Financial problems

We may lose many things—possessions, jobs, businesses—but we don't really lose everything.

Recently, my husband and I came to the difficult decision to relocate our family from Colorado to Michigan. We decided to sell some of our belongings: a big heavy couch, a bed, desk, chairs, a second patio set, clothes, unused kitchen items, and stuff in our basement. In a moment of stress and some fear of the unknown, we even decided to give away our dog. A lovely woman came up to me shortly after hearing about the dog and said, "I am so sorry—my daughter just lost everything too."

"Lost everything?" I really had not thought about it that way. Was that how it looked? Was that what was happening? Were we indeed losing everything?

Loss occurs

When my husband and I moved to Colorado 11 years earlier, we had no children. Neither of us were WELS members nor attended church regularly, but we were Christians. I believed Jesus was my Savior and believed he had a hand in the direction of my life. I even gave him credit for picking our house so that we would be living close to the WELS church we eventually called our home. We were blessed with our first child only about a year after we moved into our new home. After eight years of trying for another baby and suffering several losses, we were blessed with our second child. During much of this time, our finances first grew but then slowly declined.
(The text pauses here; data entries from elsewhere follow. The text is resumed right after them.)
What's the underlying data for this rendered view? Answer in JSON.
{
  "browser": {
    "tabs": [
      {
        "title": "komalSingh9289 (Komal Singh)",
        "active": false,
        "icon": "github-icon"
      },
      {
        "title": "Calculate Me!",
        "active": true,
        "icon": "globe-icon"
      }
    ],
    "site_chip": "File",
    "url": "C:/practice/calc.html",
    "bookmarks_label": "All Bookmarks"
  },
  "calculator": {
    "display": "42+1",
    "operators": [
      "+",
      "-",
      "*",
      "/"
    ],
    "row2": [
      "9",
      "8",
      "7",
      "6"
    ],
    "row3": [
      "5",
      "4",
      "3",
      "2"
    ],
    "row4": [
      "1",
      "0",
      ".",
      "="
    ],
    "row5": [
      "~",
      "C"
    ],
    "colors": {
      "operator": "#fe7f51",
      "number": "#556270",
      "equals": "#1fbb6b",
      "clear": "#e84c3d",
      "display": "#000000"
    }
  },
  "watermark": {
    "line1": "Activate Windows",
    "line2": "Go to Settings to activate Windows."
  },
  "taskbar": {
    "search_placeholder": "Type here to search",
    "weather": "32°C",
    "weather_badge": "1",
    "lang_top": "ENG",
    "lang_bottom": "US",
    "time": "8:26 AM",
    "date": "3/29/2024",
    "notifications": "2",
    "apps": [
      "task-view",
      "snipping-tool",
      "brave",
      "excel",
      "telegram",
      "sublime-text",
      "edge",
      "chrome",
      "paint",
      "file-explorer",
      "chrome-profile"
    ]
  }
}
Over the course of three to four years, our business closed, and I was laid off. We were unable to keep up with the car payments, so it was repossessed. We could not keep up with the debts left by the business, so we filed for bankruptcy. We had to sell our paid-off truck. Our home was in foreclosure with the sale date looming in the near future.

I will admit that I kept up my spirits by not sharing everything about our situation. Some people knew—things were becoming obvious, and bankruptcies and foreclosures are public records. However, I realized shortly after hearing that comment, that maybe we had not fully realized our situation and were indeed "losing everything."

God provides

But were we really? After some thought and pondering—perhaps even a little overanalyzing—the Holy Spirit led me to Bible readings that reminded me that God owns everything. He owned our car, the truck, the house, the couch, chairs—even the dog. He gave me these things to have and enjoy while I was in Colorado but not forever. "The LORD gave and the LORD has taken away" (Job 1:21). We so often utter this passage but do not necessarily take it to heart. It sure seemed like this was what was happening. I continued my Bible readings to encourage me and find comfort, and I was also reminded that my plans may not be his plans—and most definitely, his plans are for a future, not for calamity. As hard as this was, God was in control, is in control, and will be in control.

Although the downhill slide of our finances was not over, we were seeing God's control in many ways. Knowing that we could not save or keep our house, we wondered where we would go. Then one Saturday, my cousin called. My uncle had a house that he needed someone to live in. All we had to do was take care of it and pay the insurance and taxes. Otherwise it was rent-free. But it was in Michigan.

My immediate thought was No way. We had moved away from Michigan. Why would we ever go back? But I kindly said thank you and promised to give it some thought.